Les 3 associés du Gaec Tête bêche ont écarté la solution passant par des forages pour s’approvisionner en eau au moment de leur projet d’installation. « Il y aurait eu plusieurs forages à faire, avec sans doute des débits aléatoires », résume Marianne Cahierre, associée avec Estelle Rannou et Hugo Poupon sur cette ferme en maraîchage diversifié de Plozévet (29), lancée il y a un peu plus d’un an. Le choix s’est plutôt porté sur la création d’une réserve d’eau de 650 m3, dimensionnée pour répondre aux besoins en irrigation d’une année complète. L’eau du réseau a toutefois été conservée par mesure de sécurité et pour le nettoyage des légumes.
Recueillir les eaux de pluie
6 000 m2 de cultures de plein champ cohabitent avec les tri-tunnels qui couvrent 2 000 m2. Cet équipement neuf est doté de parois à ouverture et fermeture motorisées, pour un environnement confortable. Dans ces derniers, les 2 chéneaux centraux collectent les eaux de pluie, les gouttières latérales ont la même fonction. Toutes les précipitations coulent par gravité vers le point bas de la parcelle, puis sont remontées par des postes de relevage vers la cuve. Le hangar de stockage et où se situe l’autre activité de la ferme, à savoir la fabrication de pain, capte également les pluies sur 200 m2. « En cumulant ces surfaces et quand il pleut 1 mm, nous remplissons la cuve de 2 m3 d’eau ». Sur cette partie du département, le cumul de pluies annuelles se situe aux environs de 860 mm en année sèche ; de quoi largement remplir la réserve : avec une surface de collecte de 2 150 m2, ce ne sont pas moins de 1 500 m3 d’eau qui tombent sur la toiture du hangar et sur les tri-tunnels.
Pour calculer les besoins en eaux pendant une saison complète, la maraîchère a fait la somme des consommations de chaque espèce cultivée, en réalisant des bilans hydriques qui prennent en compte les précipitations et l’évapotranspiration en plein champ et sous serre (voir encadré). « Nous démarrons l’été avec une réserve toujours pleine. Le bilan est négatif en juin, juillet et août, car l’ETP est la plus haute, mais les 650 m3 suffisent pour passer cette période ». Dans le calcul de récupération d’eau, la Finistérienne a considéré que 20 % des pluies sont perdues, par exemple par des débordements.

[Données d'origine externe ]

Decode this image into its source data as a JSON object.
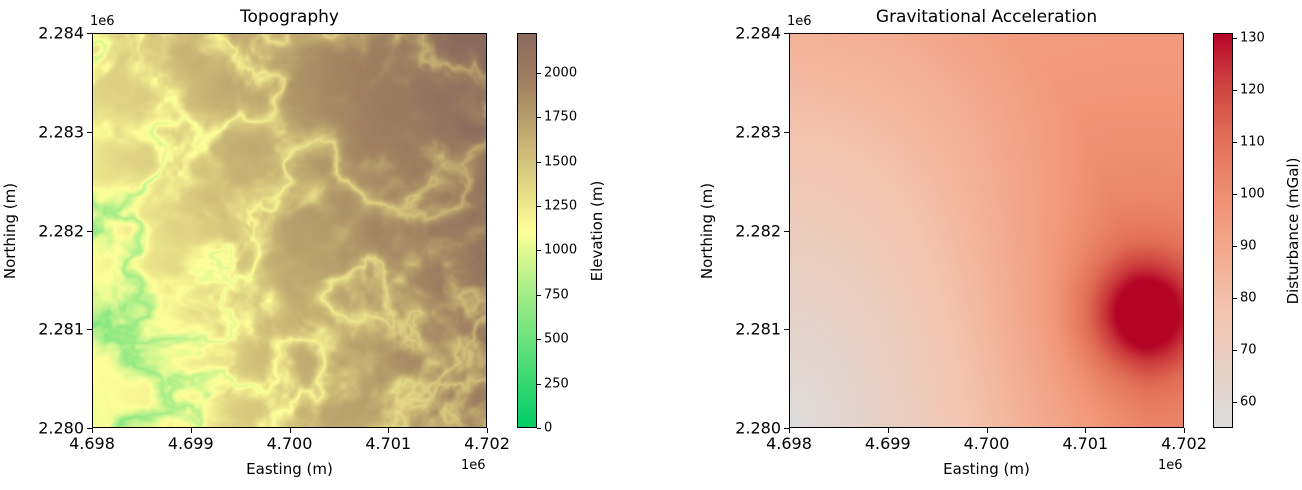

Une faible emprise sur le terrain
Cette cuve semi-enterrée a demandé un investissement de 16 000 €. Une subvention de FranceAgrimer à hauteur de 35 % est venue soulager la facture de cet ouvrage autoconstruit par les maraîchers. Avec un diamètre de 14 m et une hauteur de 4 m, « l’emprise sur le terrain est très faible », souligne Marianne Cahierre. Une lagune aurait eu la même efficacité en termes de capacité de stockage mais aurait mangé davantage de surface. Quand elle se remplit, la réserve stocke l’eau dans une membrane : la bâche du dessus flotte et évite ainsi l’évaporation naturelle et ne récupère pas les feuilles des arbres des alentours.
Maraîchage sur sol vivant
La ferme utilise beaucoup de paillage pour garder l’eau dans la terre et pour limiter le travail du sol. Avec une gamme large de 30 légumes différents, le pilotage des apports d’eau se fait différemment. « Nous utilisons le goutte-à-goutte de préférence en été par souci d’économie ; les asperseurs servent le reste de la saison. Les aubergines, les tomates et les poivrons sont les plus gourmands, nous les arrosons 2 à 3 fois par semaine ». Si le paillage est actuellement composé de paille, le Gaec va s’essayer l’année prochaine à du compost de déchets verts, qui « demande plus d’arrosage mais qui précocifie la récolte car le sol se réchauffe plus vite ».
Fanch Paranthoën
Une installation sur mesure
« Habituellement, nous collectons l’eau par gravité. Sur ce projet, on peut placer la cuve de récupération là où l’on veut, avec une bonne intégration paysagère », explique Ronald Rio, en charge de la conception pour l’entreprise OdysséeLab. L’armoire de surpression a été spécialement conçue pour la ferme. Pour alimenter la cuve, des canalisations en diamètre 63 mm ont été posées, avec une pompe capable de pousser 15 m3/h. Du côté du départ de l’eau vers les cultures et dans l’armoire technique, la pompe à variateur adapte le débit, mais la pression reste toujours la même (4,5 bars) pour un bon fonctionnement des asperseurs. Ce départ se fait en diamètre 50 mm. « Il n’y a pas de filtre à sable sur l’installation, seulement une filtration à disques, car les eaux sont finalement très peu chargées ».